毎日の食事は、ナースステーション前の食堂に全員が集まり、看護師やケアワーカーの目が行き届いた安全な環境でとることができます。また、寝たきりにならないため、毎日午後3時から体操を行っています。こうした取り組みの継続が、患者の心身によい影響を及ぼしているといいます。今後は、高齢の患者を抱える家族のサポートするシステムを検討していく意向です。

【緩和ケア・ビハーラ病棟】
悪性腫瘍の患者を対象に、症状の緩和を目指すとともに、身体的、精神的な痛みを抱える患者や家族を支えていくための「緩和ケア・ビハーラ病棟」〈12床〉では、開設から現在までに84人を受け入れた。佼成病院の一般病棟に入院した患者が、希望で移ってくるケースをはじめ、大学病院の紹介、インターネットのホームページの情報を通じて入棟を希望してくるケースもあります。週2回、入退棟判定会議を行い、入棟者を決めています。在院日数は最短で24時間以内、最長で9カ月に及びます。投薬などによって痛みのコントロールが可能になり、在宅で療養する環境が整ったことから、先ごろ初めて退院が可能となった患者もあり、現在は、患者やその家族に対し、スタッフらが積極的なサポートを行っています。

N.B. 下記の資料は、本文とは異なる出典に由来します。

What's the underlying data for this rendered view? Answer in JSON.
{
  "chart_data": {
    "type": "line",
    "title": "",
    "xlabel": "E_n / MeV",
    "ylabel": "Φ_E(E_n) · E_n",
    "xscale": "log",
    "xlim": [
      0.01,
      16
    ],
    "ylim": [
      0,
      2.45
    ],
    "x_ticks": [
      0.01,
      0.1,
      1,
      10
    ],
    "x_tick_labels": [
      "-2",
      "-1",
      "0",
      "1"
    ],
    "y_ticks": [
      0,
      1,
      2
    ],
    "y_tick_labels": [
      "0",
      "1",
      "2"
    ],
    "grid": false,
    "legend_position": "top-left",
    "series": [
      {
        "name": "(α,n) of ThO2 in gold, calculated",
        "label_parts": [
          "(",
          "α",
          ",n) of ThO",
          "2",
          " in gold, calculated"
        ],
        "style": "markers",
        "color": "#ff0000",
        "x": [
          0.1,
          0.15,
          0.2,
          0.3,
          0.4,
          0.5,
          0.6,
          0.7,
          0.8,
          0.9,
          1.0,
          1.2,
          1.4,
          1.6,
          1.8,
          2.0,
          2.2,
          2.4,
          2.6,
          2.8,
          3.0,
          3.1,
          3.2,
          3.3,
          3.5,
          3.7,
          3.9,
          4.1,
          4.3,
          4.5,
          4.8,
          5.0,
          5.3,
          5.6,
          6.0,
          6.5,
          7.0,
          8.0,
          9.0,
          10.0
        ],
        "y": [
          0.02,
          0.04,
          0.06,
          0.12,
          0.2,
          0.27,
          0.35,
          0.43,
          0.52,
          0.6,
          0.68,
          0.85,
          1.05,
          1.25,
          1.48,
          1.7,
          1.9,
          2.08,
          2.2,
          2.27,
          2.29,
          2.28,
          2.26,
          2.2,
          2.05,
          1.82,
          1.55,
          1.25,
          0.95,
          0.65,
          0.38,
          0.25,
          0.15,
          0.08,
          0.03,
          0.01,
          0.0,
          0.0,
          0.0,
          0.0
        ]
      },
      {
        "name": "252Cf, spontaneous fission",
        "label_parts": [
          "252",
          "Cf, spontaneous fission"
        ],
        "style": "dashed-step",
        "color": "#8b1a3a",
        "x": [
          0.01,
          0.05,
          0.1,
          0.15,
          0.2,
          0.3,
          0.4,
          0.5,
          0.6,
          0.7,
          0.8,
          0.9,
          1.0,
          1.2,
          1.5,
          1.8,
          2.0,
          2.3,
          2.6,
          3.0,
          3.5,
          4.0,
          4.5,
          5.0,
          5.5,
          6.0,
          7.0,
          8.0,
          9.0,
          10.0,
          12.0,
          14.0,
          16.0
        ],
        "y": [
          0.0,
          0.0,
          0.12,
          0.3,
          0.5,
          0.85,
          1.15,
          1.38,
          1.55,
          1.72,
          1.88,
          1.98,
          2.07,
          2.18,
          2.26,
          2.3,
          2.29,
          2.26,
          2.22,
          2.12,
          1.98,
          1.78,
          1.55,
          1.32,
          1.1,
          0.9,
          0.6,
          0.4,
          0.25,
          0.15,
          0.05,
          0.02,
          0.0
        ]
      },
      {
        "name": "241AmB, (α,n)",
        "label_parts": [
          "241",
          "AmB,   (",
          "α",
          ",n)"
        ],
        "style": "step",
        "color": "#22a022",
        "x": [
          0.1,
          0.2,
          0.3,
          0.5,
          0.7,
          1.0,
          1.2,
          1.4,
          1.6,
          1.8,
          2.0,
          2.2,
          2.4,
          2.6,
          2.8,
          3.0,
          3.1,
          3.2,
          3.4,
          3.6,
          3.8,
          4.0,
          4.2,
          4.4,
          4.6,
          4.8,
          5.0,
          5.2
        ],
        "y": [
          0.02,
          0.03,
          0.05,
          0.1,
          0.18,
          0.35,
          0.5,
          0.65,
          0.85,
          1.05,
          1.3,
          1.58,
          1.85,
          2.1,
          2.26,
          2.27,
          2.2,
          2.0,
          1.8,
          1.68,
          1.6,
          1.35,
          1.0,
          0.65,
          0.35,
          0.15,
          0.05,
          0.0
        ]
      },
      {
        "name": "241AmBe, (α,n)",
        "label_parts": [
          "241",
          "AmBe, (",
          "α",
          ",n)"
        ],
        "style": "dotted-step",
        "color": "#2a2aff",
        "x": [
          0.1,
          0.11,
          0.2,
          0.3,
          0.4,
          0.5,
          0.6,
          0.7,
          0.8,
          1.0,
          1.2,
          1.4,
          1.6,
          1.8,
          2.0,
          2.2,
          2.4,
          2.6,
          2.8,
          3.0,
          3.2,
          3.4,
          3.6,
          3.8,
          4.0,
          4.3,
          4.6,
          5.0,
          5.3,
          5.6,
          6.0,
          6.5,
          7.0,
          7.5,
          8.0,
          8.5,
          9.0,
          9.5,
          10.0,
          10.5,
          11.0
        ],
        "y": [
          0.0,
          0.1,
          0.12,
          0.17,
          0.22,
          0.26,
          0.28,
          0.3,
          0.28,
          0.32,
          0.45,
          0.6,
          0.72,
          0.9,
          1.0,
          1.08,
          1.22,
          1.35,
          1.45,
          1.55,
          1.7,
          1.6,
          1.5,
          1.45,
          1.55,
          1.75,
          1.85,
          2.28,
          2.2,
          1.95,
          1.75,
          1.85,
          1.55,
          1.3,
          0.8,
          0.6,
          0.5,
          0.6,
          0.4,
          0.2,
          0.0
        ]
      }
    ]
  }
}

また、同病棟では「病院であっても季節の移り変わりや生活感を感じられるように」と、毎月、さまざまな催しを行っています。もちつきをはじめ、七夕や月見など、病棟スタッフが趣向を凝らしたイベントを実施しています。
スタッフは医師や看護師、看護助手、ヘルパーなど14人。看護師の中には、看護師の指導などを行う「認定看護師」の資格を有するスタッフが2人おり、今後、認定看護師を目指す研修生の実習を受け入れる予定です。また、教団から要請された会員による「心の相談員」が、患者の希望に応じて話し相手や病棟の行事のサポートなどを行っています。